Cuando él se retiró como jugador tenía 33 años y las opciones eran difíciles: "No tenía dinero en mi cuenta bancaria. Siempre me había alcanzado para sobrevivir pero nada más. Así que me pregunté "Bien, ¿qué estaremos haciendo ahora?"

El Mainz 05 estaba en una situación difícil y le ofrecieron que sucediera a Frank, una oportunidad para comenzar de nuevo y para aportar sus principios.

"Así es como entiendo el fútbol: ¿Quieres formar parte de un equipo? Debes comportarte como parte de un equipo. No puedes tener todos los beneficios de ser parte de un equipo y luego comportarte como una estrella individual. Si quieres hacer eso, juega a los dardos", reflexionó.

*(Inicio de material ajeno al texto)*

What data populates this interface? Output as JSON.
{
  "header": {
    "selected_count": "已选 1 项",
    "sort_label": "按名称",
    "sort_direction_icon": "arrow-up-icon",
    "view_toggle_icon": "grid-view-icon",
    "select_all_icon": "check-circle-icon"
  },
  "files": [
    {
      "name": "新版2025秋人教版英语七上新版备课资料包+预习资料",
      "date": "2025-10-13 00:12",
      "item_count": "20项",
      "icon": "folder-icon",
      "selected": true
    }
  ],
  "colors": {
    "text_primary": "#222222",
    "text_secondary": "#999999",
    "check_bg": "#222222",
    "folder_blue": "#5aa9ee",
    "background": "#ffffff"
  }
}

Otra definición: “Lo principal en el juego es fortalecerse mutuamente. Así es como entiendo la vida, pero en un equipo de fútbol es especialmente así. Ayuda a tu compañero a ser lo mejor que puedas y él te ayudará a ser el mejor. Ser egoísta siempre es más fácil que ser desinteresado. Es un doble trabajo, preocuparse por ti y por otro."

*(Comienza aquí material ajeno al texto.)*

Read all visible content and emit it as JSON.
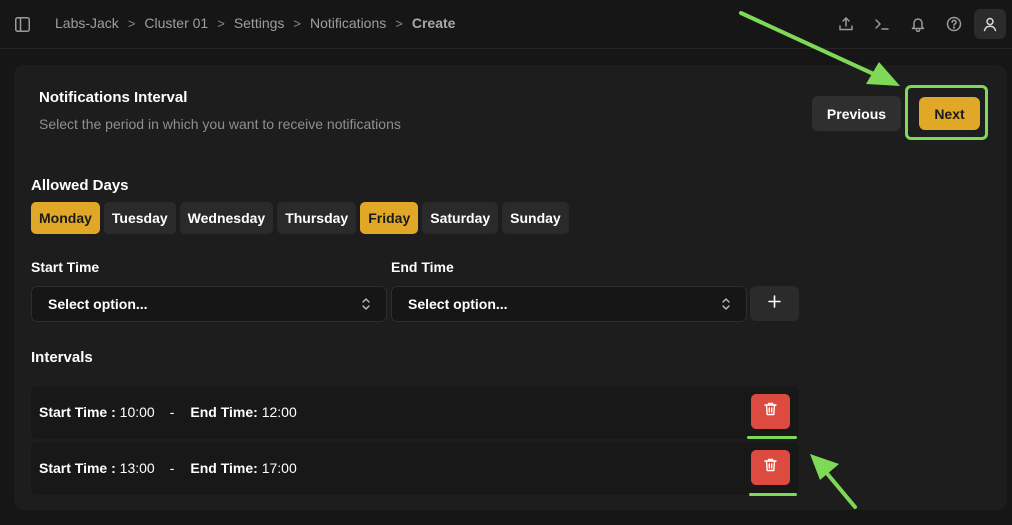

Su fe religiosa lo lleva a otra experiencia: “Ser cristiano me da algunas reglas. Ser protestante es bueno, deja algunas puertas abiertas. [La fe] me da muchas cosas. Siempre me interesé por la gente, toda mi vida. No soy entrometido. Soy un buen oyente y me gusta mucho escuchar que la gente me cuenta su historia".

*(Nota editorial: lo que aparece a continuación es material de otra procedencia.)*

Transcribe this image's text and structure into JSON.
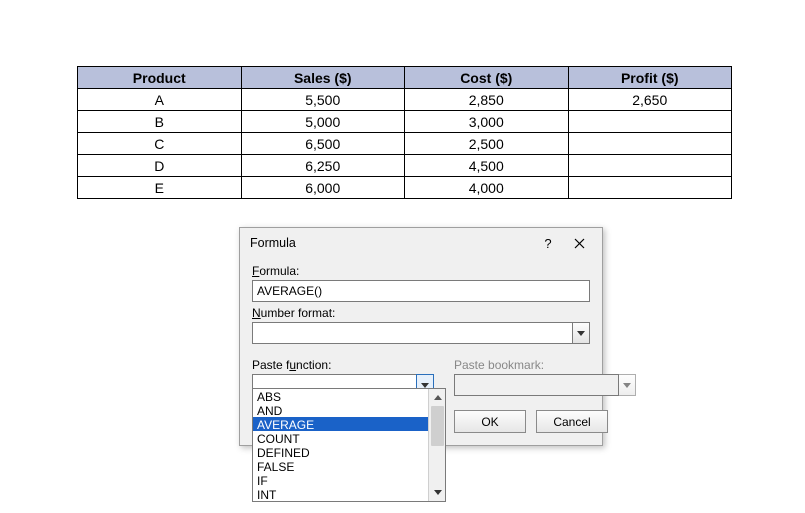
{
  "table": {
    "headers": [
      "Product",
      "Sales ($)",
      "Cost ($)",
      "Profit ($)"
    ],
    "rows": [
      {
        "product": "A",
        "sales": "5,500",
        "cost": "2,850",
        "profit": "2,650"
      },
      {
        "product": "B",
        "sales": "5,000",
        "cost": "3,000",
        "profit": ""
      },
      {
        "product": "C",
        "sales": "6,500",
        "cost": "2,500",
        "profit": ""
      },
      {
        "product": "D",
        "sales": "6,250",
        "cost": "4,500",
        "profit": ""
      },
      {
        "product": "E",
        "sales": "6,000",
        "cost": "4,000",
        "profit": ""
      }
    ]
  },
  "dialog": {
    "title": "Formula",
    "formula_label_pre": "F",
    "formula_label_u": "o",
    "formula_label_post": "rmula:",
    "formula_value": "AVERAGE()",
    "numfmt_label_pre": "N",
    "numfmt_label_u": "u",
    "numfmt_label_post": "mber format:",
    "numfmt_value": "",
    "pastefn_label_pre": "Paste f",
    "pastefn_label_u": "u",
    "pastefn_label_post": "nction:",
    "pastefn_value": "",
    "pastebm_label": "Paste bookmark:",
    "pastebm_value": "",
    "ok_label": "OK",
    "cancel_label": "Cancel",
    "function_list": [
      "ABS",
      "AND",
      "AVERAGE",
      "COUNT",
      "DEFINED",
      "FALSE",
      "IF",
      "INT"
    ],
    "selected_function_index": 2
  }
}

"Él suele invitar a más de uno a sentarse con él, a compartir una cerveza. Él logra que ellos lo reconozcan como uno propio. Tiene los pies en la tierra porque recuerda de dónde viene", sostuvo Jamie Carragher, un simpatizante histórico de los "reds", tal como se conoce a los simpatizantes del Liverpool.

Klopp: “Jesucristo es la persona más importante en la historia. Para mí, es una respuesta fácil. Resulta que Jesús vino al mundo con una misión clara, nada fácil de alcanzar. Al final [de su vida], se llevó los pecados de todos y por eso fue clavado en una cruz. Fue el acto más grande que nunca se logró, porque entonces cambió todo. Ya no tenemos que hacerlo [pagar por nuestros pecados] y esto es un gran consuelo".

"Todos estos muchachos realmente agradables que conozco semana tras semana en los partidos o, en algunos casos, en el entrenamiento, tienen una cosa en común: han notado, en alguna etapa de sus carreras deportivas, que debería haber algo más en la vida que el campeonato y el descenso. Quienes lo descubren, relatan cómo una relación con Dios ha cambiado su perspectiva", dijo, y muchos inevitablemente piensan en el arquero que él eligió para esta temporada campeona, el brasilero Alisson Becker, por el que Liverpool desembolsó a 75 millones de euros al AC Roma. El arquero más caro de la historia es un creyente devoto.

En un artículo sobre su fe y el competitivo deporte en el que se gana la vida, Klopp escribió: "Para responder a esta pregunta de una vez por todas: aunque no hay un Dios del fútbol, creo que hay un Dios que nos ama a los humanos, tal como somos, con todas nuestras peculiaridades. ¡Y es por eso que creo que él también ama el fútbol! Pero tenemos que marcar nuestros propios goles".

Klopp fue consultado acerca de su mayor ambición, que el entrevistador suponía era ganar con el Liverpool: "Mi trabajo es hacer todo lo posible para ayudar al equipo a tener el mayor éxito posible. No estoy buscando ser recordado en 50 años o lo que sea. Me encanta lo que hago, creo que tengo un equipo fantástico y eso es todo lo que necesito para ser una persona feliz. Respeto mucho el deseo de todas las personas y los jugadores, y puedo ser parte de ese sueño. Pero no es por mí al final, es por la gente. ¿Que pensarán de mi? No me interesa que me juzguen. Dios me juzga y eso es lo único que me interesa. Lo que otras personas dicen de mí no podría interesarme menos".